A former journalist from Afghanistan, who goes by the name Elaha on Twitter/X, wrote: “I will reach freedom again. We, the women and girls of Afghanistan, will fight for freedom against the Taliban as long as we live.”

The Taliban has reacted dismissively to the global criticism of their new rules, claiming it displays “arrogance”.

Zabihullah Mujahid, spokesperson for the Taliban’s government, said in a statement: “We urge a thorough understanding of these laws and a respectful acknowledgement of Islamic values.

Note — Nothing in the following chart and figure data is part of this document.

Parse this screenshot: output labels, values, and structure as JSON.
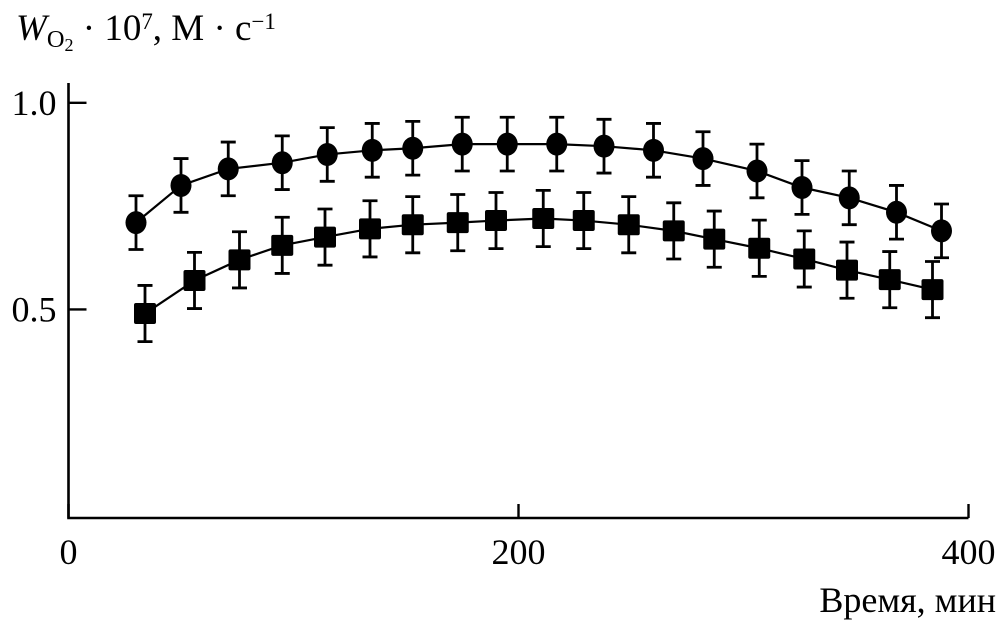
{
  "figure": {
    "background": "#ffffff",
    "ink": "#000000"
  },
  "y_axis_title": {
    "variable": "W",
    "variable_sub": "O",
    "variable_sub_sub": "2",
    "multiplier": " · 10",
    "exponent": "7",
    "units": ", М · с",
    "units_exponent": "−1"
  },
  "x_axis_title": "Время, мин",
  "chart_data": {
    "type": "line",
    "title": "",
    "xlabel": "Время, мин",
    "ylabel": "W_O2 · 10^7, М · с^−1",
    "xlim": [
      0,
      400
    ],
    "ylim": [
      0,
      1.05
    ],
    "x_ticks": [
      0,
      200,
      400
    ],
    "x_tick_labels": [
      "0",
      "200",
      "400"
    ],
    "y_ticks": [
      0.5,
      1.0
    ],
    "y_tick_labels": [
      "0.5",
      "1.0"
    ],
    "grid": false,
    "legend": "none",
    "series": [
      {
        "name": "circles",
        "marker": "circle",
        "color": "#000000",
        "y_error": 0.065,
        "x": [
          30,
          50,
          71,
          95,
          115,
          135,
          153,
          175,
          195,
          217,
          238,
          260,
          282,
          306,
          326,
          347,
          368,
          388
        ],
        "y": [
          0.71,
          0.8,
          0.84,
          0.855,
          0.875,
          0.885,
          0.89,
          0.9,
          0.9,
          0.9,
          0.895,
          0.885,
          0.865,
          0.835,
          0.795,
          0.77,
          0.735,
          0.69
        ]
      },
      {
        "name": "squares",
        "marker": "square",
        "color": "#000000",
        "y_error": 0.068,
        "x": [
          34,
          56,
          76,
          95,
          114,
          134,
          153,
          173,
          190,
          211,
          229,
          249,
          269,
          287,
          307,
          327,
          346,
          365,
          384
        ],
        "y": [
          0.49,
          0.57,
          0.62,
          0.655,
          0.675,
          0.695,
          0.705,
          0.71,
          0.715,
          0.72,
          0.715,
          0.705,
          0.69,
          0.67,
          0.648,
          0.622,
          0.595,
          0.572,
          0.548
        ]
      }
    ]
  }
}
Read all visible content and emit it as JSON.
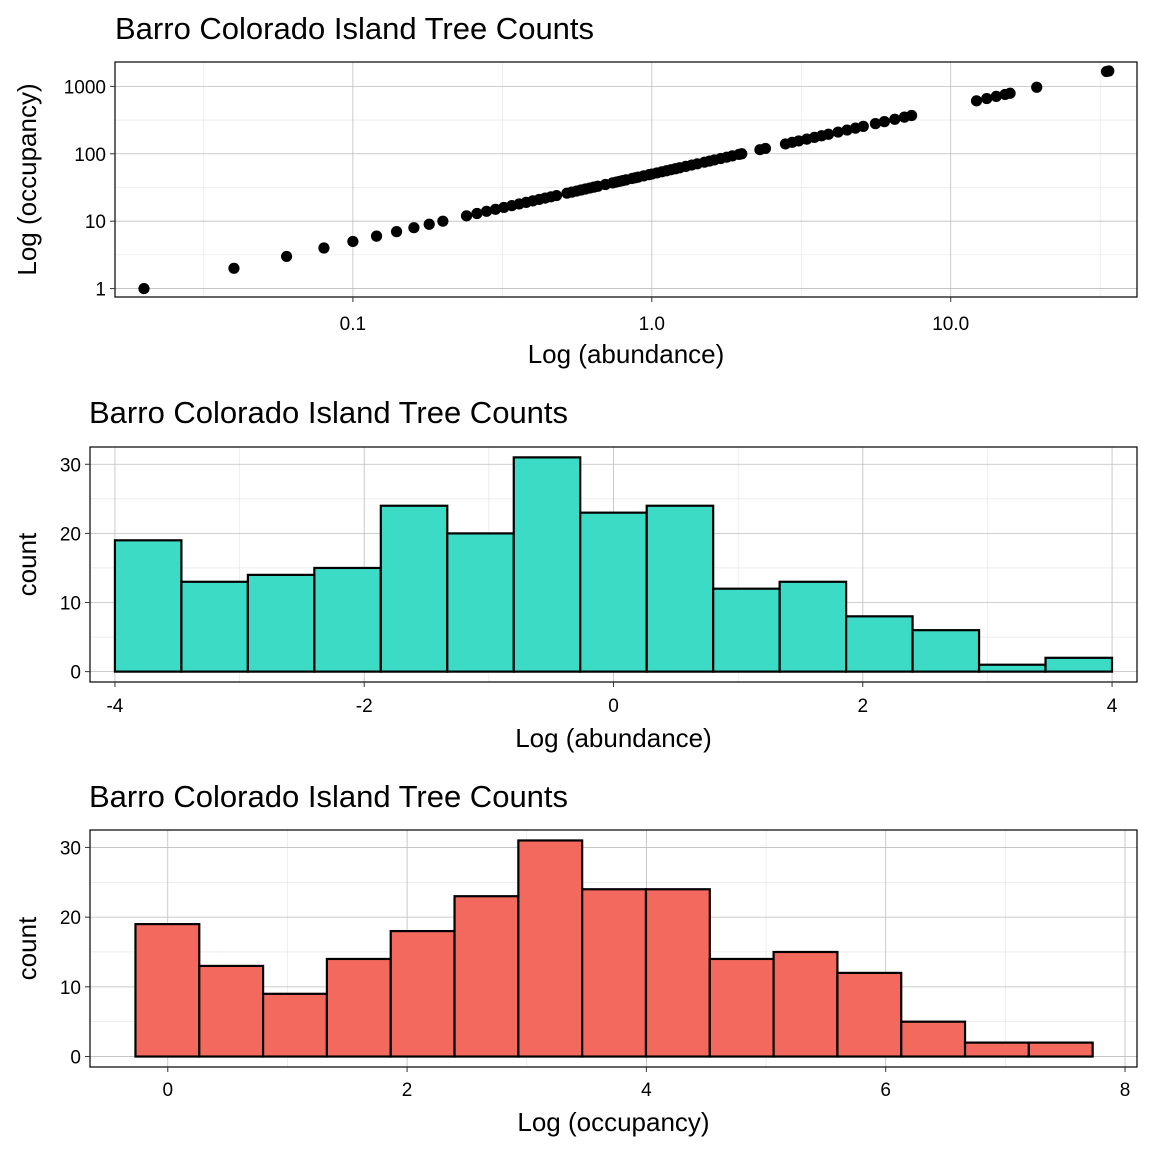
{
  "chart_data": [
    {
      "type": "scatter",
      "title": "Barro Colorado Island Tree Counts",
      "xlabel": "Log (abundance)",
      "ylabel": "Log (occupancy)",
      "xscale": "log10",
      "yscale": "log10",
      "xlim": [
        0.016,
        42
      ],
      "ylim": [
        0.75,
        2300
      ],
      "xticks": [
        0.1,
        1.0,
        10.0
      ],
      "xtick_labels": [
        "0.1",
        "1.0",
        "10.0"
      ],
      "yticks": [
        1,
        10,
        100,
        1000
      ],
      "ytick_labels": [
        "1",
        "10",
        "100",
        "1000"
      ],
      "grid": true,
      "marker_color": "#000000",
      "points": [
        [
          0.02,
          1
        ],
        [
          0.04,
          2
        ],
        [
          0.06,
          3
        ],
        [
          0.08,
          4
        ],
        [
          0.1,
          5
        ],
        [
          0.12,
          6
        ],
        [
          0.14,
          7
        ],
        [
          0.16,
          8
        ],
        [
          0.18,
          9
        ],
        [
          0.2,
          10
        ],
        [
          0.24,
          12
        ],
        [
          0.26,
          13
        ],
        [
          0.28,
          14
        ],
        [
          0.3,
          15
        ],
        [
          0.32,
          16
        ],
        [
          0.34,
          17
        ],
        [
          0.36,
          18
        ],
        [
          0.38,
          19
        ],
        [
          0.4,
          20
        ],
        [
          0.42,
          21
        ],
        [
          0.44,
          22
        ],
        [
          0.46,
          23
        ],
        [
          0.48,
          24
        ],
        [
          0.52,
          26
        ],
        [
          0.54,
          27
        ],
        [
          0.56,
          28
        ],
        [
          0.58,
          29
        ],
        [
          0.6,
          30
        ],
        [
          0.62,
          31
        ],
        [
          0.64,
          32
        ],
        [
          0.66,
          33
        ],
        [
          0.7,
          35
        ],
        [
          0.74,
          37
        ],
        [
          0.76,
          38
        ],
        [
          0.78,
          39
        ],
        [
          0.8,
          40
        ],
        [
          0.82,
          41
        ],
        [
          0.86,
          43
        ],
        [
          0.88,
          44
        ],
        [
          0.9,
          45
        ],
        [
          0.94,
          47
        ],
        [
          0.98,
          49
        ],
        [
          1.0,
          50
        ],
        [
          1.04,
          52
        ],
        [
          1.08,
          54
        ],
        [
          1.12,
          56
        ],
        [
          1.16,
          58
        ],
        [
          1.2,
          60
        ],
        [
          1.24,
          62
        ],
        [
          1.3,
          65
        ],
        [
          1.36,
          68
        ],
        [
          1.42,
          71
        ],
        [
          1.5,
          75
        ],
        [
          1.56,
          78
        ],
        [
          1.62,
          81
        ],
        [
          1.7,
          85
        ],
        [
          1.78,
          89
        ],
        [
          1.86,
          93
        ],
        [
          1.96,
          98
        ],
        [
          2.0,
          100
        ],
        [
          2.3,
          115
        ],
        [
          2.4,
          120
        ],
        [
          2.8,
          140
        ],
        [
          2.95,
          148
        ],
        [
          3.1,
          155
        ],
        [
          3.3,
          165
        ],
        [
          3.5,
          175
        ],
        [
          3.7,
          185
        ],
        [
          3.9,
          195
        ],
        [
          4.2,
          210
        ],
        [
          4.5,
          225
        ],
        [
          4.8,
          240
        ],
        [
          5.1,
          255
        ],
        [
          5.6,
          280
        ],
        [
          6.0,
          300
        ],
        [
          6.5,
          325
        ],
        [
          7.0,
          350
        ],
        [
          7.4,
          370
        ],
        [
          12.2,
          610
        ],
        [
          13.2,
          660
        ],
        [
          14.2,
          710
        ],
        [
          15.2,
          760
        ],
        [
          15.8,
          790
        ],
        [
          19.4,
          970
        ],
        [
          33.2,
          1660
        ],
        [
          33.8,
          1690
        ]
      ]
    },
    {
      "type": "bar",
      "subtype": "histogram",
      "title": "Barro Colorado Island Tree Counts",
      "xlabel": "Log (abundance)",
      "ylabel": "count",
      "xlim": [
        -4.2,
        4.2
      ],
      "ylim": [
        -1.5,
        32.5
      ],
      "xticks": [
        -4,
        -2,
        0,
        2,
        4
      ],
      "xtick_labels": [
        "-4",
        "-2",
        "0",
        "2",
        "4"
      ],
      "yticks": [
        0,
        10,
        20,
        30
      ],
      "ytick_labels": [
        "0",
        "10",
        "20",
        "30"
      ],
      "grid": true,
      "fill_color": "#3bdbc5",
      "bin_start": -4.0,
      "bin_width": 0.5333,
      "values": [
        19,
        13,
        14,
        15,
        24,
        20,
        31,
        23,
        24,
        12,
        13,
        8,
        6,
        1,
        2
      ]
    },
    {
      "type": "bar",
      "subtype": "histogram",
      "title": "Barro Colorado Island Tree Counts",
      "xlabel": "Log (occupancy)",
      "ylabel": "count",
      "xlim": [
        -0.65,
        8.1
      ],
      "ylim": [
        -1.5,
        32.5
      ],
      "xticks": [
        0,
        2,
        4,
        6,
        8
      ],
      "xtick_labels": [
        "0",
        "2",
        "4",
        "6",
        "8"
      ],
      "yticks": [
        0,
        10,
        20,
        30
      ],
      "ytick_labels": [
        "0",
        "10",
        "20",
        "30"
      ],
      "grid": true,
      "fill_color": "#f4695e",
      "bin_start": -0.27,
      "bin_width": 0.5333,
      "values": [
        19,
        13,
        9,
        14,
        18,
        23,
        31,
        24,
        24,
        14,
        15,
        12,
        5,
        2,
        2
      ]
    }
  ]
}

To reject these laws without such understanding is, in our view, an expression of arrogance.

“We must stress that the concerns raised by various parties will not sway the Islamic Emirate from its commitment to upholding and enforcing Islamic sharia law,” Mr Mujahid added.

Ms Otunbayeva noted: “After decades of war and in the midst of a terrible humanitarian crisis, the Afghan people deserve much better than being threatened or jailed if they happen to be late for prayers, glance at a member of the opposite sex who is not a family member, or possess a photo of a loved one.”

The Taliban’s rules, based on their interpretation of Islamic law, now include barring girls over 11 from education, restricting women’s access to public spaces and jobs, and enforcing dress codes and male guardianship.

Women are excluded from almost all aspects of public life, and the group has reintroduced punishments like flogging and stoning for adultery. Women have also been barred from secondary education, employment, public parks, gyms, and beauty salons.

“Day by day, they are trying to erase women from society,” an unnamed woman from Kabul was quoted as saying by the Australian Broadcasting Corporation.

“The Taliban government does not have any sort of legitimacy and these new edicts designed to further erase and suppress women are an indication of their hatred towards women,” Fawzia Koofi, an Afghan human rights activist was quoted as saying by The Guardian.

“When they say women cannot speak in public as they regard women’s voices as a form of intimacy it is incredibly frightening yet the whole world acts like this is normal.”

Elica Le Bon, an activist wrote on Twitter/X: “… The Taliban passed a law that bans women from showing their faces and having their voices heard in public. Their burqas must now entirely cover their faces and they are not permitted to speak in public or to look at any males that are not relatives.

“Perhaps it’s been an emotional year, or maybe it’s because I’m triggered, but I once again cried when I heard the news. I’m still trying to piece myself together. Not even animals are treated with such cruelty, such dehumanisation, such indignity, and such little value for human life.”

Her post was viewed by about 2.9 million people and garnered more than 30,000 likes.